Many, many children today – I had Harrison, Julia, Jordyn and my two. And by the time everyone else left, I was pretty harried and stressed out. I packed them both into the double stroller and pushed them down to Elm Park. Granted Jessie was having a screaming temper tantrum – she screamed literally until we were a block away, which earned me several glares, a couple of sympathetic glances, and one guy who just looked scared. He was standing on his porch, holding an infant. And I told him to enjoy this time with his baby as I pushed my kids past, but can’t say for sure if he heard me over the screams…

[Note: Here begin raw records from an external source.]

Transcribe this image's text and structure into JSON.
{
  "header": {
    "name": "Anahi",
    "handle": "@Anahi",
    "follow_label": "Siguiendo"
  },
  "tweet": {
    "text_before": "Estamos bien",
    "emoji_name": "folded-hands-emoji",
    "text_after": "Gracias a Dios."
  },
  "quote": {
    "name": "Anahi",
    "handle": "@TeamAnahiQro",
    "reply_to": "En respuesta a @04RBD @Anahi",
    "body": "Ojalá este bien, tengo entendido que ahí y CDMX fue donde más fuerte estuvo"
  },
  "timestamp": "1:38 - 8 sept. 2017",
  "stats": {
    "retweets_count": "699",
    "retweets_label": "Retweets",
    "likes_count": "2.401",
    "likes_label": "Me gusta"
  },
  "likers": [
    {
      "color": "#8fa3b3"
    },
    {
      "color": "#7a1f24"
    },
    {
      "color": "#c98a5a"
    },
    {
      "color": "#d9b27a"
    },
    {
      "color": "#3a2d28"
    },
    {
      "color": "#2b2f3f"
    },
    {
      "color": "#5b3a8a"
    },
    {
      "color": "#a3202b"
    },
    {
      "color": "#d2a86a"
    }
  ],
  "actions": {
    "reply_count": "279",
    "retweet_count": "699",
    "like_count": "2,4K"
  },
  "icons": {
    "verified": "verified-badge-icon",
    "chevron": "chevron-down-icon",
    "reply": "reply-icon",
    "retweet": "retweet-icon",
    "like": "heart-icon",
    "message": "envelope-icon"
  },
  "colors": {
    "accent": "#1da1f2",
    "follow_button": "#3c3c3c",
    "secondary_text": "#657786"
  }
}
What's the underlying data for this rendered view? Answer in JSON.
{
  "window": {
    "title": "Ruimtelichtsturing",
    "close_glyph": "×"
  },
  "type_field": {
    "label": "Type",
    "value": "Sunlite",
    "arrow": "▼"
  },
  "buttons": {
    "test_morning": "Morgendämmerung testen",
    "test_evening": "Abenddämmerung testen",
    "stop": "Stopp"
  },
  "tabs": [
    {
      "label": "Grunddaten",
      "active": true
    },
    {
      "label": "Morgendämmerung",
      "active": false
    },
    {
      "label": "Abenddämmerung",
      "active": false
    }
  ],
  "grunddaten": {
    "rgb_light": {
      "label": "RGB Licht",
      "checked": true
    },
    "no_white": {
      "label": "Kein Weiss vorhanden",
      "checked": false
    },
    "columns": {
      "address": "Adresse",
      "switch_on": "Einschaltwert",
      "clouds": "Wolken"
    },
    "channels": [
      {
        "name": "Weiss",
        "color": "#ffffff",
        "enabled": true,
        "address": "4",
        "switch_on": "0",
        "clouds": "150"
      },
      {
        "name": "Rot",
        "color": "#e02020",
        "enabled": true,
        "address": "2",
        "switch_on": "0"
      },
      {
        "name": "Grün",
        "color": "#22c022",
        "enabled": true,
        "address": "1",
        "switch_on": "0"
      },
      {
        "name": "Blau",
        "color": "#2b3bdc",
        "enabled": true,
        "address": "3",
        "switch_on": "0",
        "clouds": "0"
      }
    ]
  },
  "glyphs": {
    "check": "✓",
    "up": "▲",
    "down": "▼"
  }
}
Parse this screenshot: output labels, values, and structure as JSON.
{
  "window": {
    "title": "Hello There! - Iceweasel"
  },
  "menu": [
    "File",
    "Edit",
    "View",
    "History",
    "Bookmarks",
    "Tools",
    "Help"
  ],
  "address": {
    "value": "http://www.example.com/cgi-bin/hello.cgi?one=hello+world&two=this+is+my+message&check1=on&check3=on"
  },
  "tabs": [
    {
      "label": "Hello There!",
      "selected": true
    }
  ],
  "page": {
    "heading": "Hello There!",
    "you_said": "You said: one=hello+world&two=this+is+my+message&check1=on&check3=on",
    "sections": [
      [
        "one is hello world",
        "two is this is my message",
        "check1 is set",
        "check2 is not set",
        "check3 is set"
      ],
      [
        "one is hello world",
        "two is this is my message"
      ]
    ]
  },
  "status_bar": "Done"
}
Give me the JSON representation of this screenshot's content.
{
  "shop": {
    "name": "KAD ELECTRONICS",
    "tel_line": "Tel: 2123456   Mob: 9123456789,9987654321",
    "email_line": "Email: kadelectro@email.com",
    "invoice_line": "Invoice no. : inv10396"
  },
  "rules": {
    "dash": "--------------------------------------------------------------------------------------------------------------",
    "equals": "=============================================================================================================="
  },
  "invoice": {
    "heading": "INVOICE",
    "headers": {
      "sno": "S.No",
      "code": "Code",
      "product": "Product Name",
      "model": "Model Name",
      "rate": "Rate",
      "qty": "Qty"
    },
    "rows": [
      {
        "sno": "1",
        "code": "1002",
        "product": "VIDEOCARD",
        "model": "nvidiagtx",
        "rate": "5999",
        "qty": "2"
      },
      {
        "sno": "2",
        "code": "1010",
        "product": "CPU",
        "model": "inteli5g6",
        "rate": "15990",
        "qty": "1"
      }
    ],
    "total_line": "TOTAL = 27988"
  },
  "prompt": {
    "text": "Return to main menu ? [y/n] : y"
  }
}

I bought the kids burgers. There, I’ve said it. I confess… Marc is really pushing us to keep kosher for Passover and it’s bugging me. But I’m doing it, at least where the kids are concerned, but they don’t like Passover food, and didn’t eat any of the matzobrie that I made. So I got them burgers, and fed the buns to the fish and the turtle. Sam ate his bun, but it wasn’t my intent, I gave it to him to toss into the water, but he’s not stupid, he shoved it in his mouth :-). I would still celebrate Passover, and cook lots of matzoh oriented dinners, but I’d relax the rules, if I was the boss. Or if I was the only boss, I guess, because it’s not that Marc is the one who makes all of the decisions, but I know this is important to him, so I’m really trying.
They’re both asleep on the couch, and I’m reluctant to move them. Marc is off at the gym, and I’m sleepy and wishing that I could have showered.